Inaccuracies may occur because of erroneous reporting on economic classification of units in the Register.

Conformity with other sources

The survey results are compared with the results of other surveys that collect similar data (monthly enterprise surveys in industry, construction, trade and services, or labour force sample surveys).

Available series

Published quarterly and yearly data include average number of employees, and average gross monthly earnings by branch of economic activity.

History of the survey

Annual time series of employment have been available since 1948, and average gross monthly earnings since 1955.

Until 1989, the survey covered the whole socialist sector. Since 1990, the statistical reporting system has undergone adjustments in response to the reform of the economy. In particular, the following changes were brought to the industrial coverage and classification:

In the enterprise sectors, the statistics covered:

In the non-business sphere, all organisations funded fully or partially from the state or local budget and non-profit institutions (e.g. health insurance companies), excluding the armed forces, are covered.

From 1992, the Branch Classification of Economic Activities was introduced to supersede the so-called Unified Classification of National Economy Branches.

Documentation

Czech Statistical Office: Yearbook of the Czech Republic (annual, Prague);

idem: Monthly Statistics of the Czech Republic (ibid.).

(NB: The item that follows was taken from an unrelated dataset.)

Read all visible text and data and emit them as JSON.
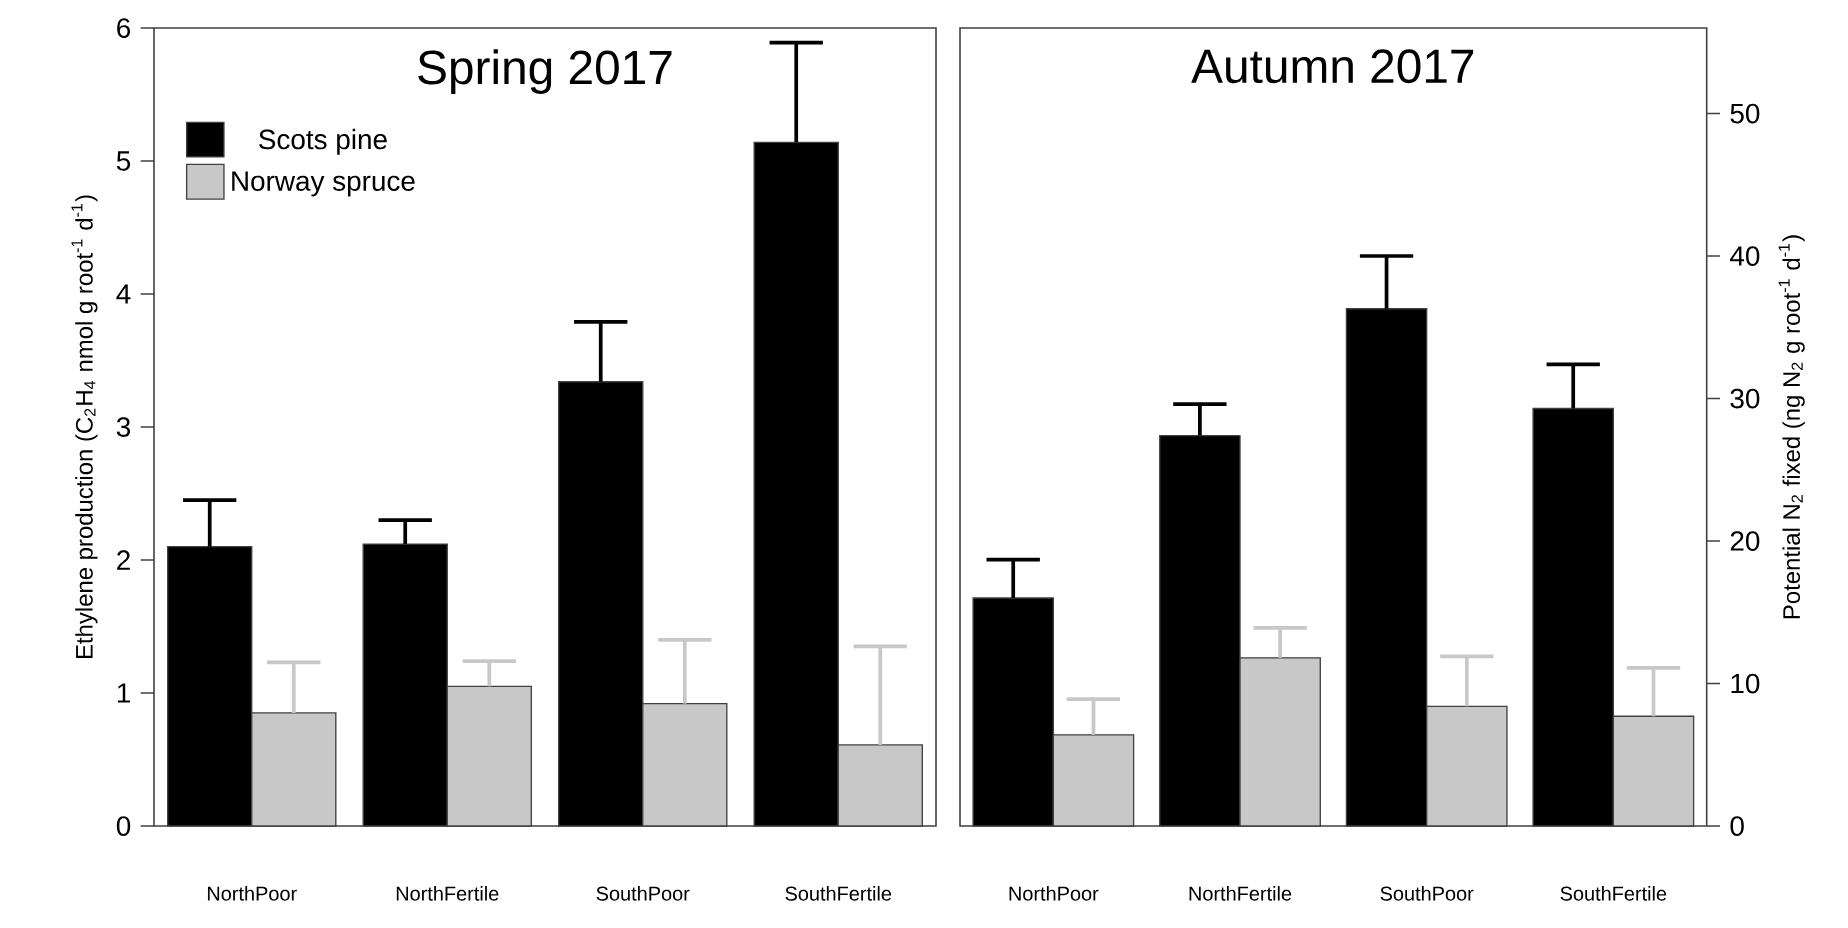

Quarterly data are published some 70 to 80 days after the survey reference period; annual data are published some 11 to 12 months after the reference year.

Statistics on the number of employees and their average earnings, by branch of economic activity according to NACE, Rev.1, can be made available upon request, and on diskette. They are also regularly shown on Internet at the following address: http://www.czso.cz

See also:

CESTAT Statistical Bulletin, publication prepared jointly by the Czech Statistical Office, the Hungarian Central Statistical Office, the Central Statistical Office of Poland, the National Commission for Statistics of Romania, the Statistical Office of the Republic of Slovenia and the Statistical Office of the Slovak Republic (quarterly).

Confidentiality / Reliability criteria

The surveys are conducted under the Act on the State Statistical Service No. 89/1995, which defines the rights and obligations of the Czech Statistical Office towards reporting units. It contains directives on the independence of the CSO and the protection of individual respondents' data.

Other information

Data supplied to the ILO for publication

The following data are published in the Yearbook of Labour Statistics:

Average number of employees by economic activity and average number of wage-earners in manufacturing, by sex;

Average weekly hours actually worked by wage earners, in industry only and in manufacturing, by industry group;

Average monthly earnings of employees by economic activity, and average monthly earnings of wage earners in manufacturing by sex and industry group.

The corresponding quarterly data are published in the relevant tables of the Bulletin of Labour Statistics.

Other sources of data

A Structure of Earnings Survey is conducted by the Czech Statistical Office each year. The results are published in:

Czech Statistical Office: Structure of Earnings Survey (annual); both Czech and English versions are available.

A survey entitled Information system on the average earnings is also conducted by the Ministry of Labour and Social Affairs each year. It provides data on hourly and monthly earnings and normal hours of work by occupation. The results of this survey, with reference to the third quarter of each year, are published in Statistics on occupational wages and hours of work and on food prices - October Inquiry results, a special supplement to the ILO Bulletin of Labour Statistics.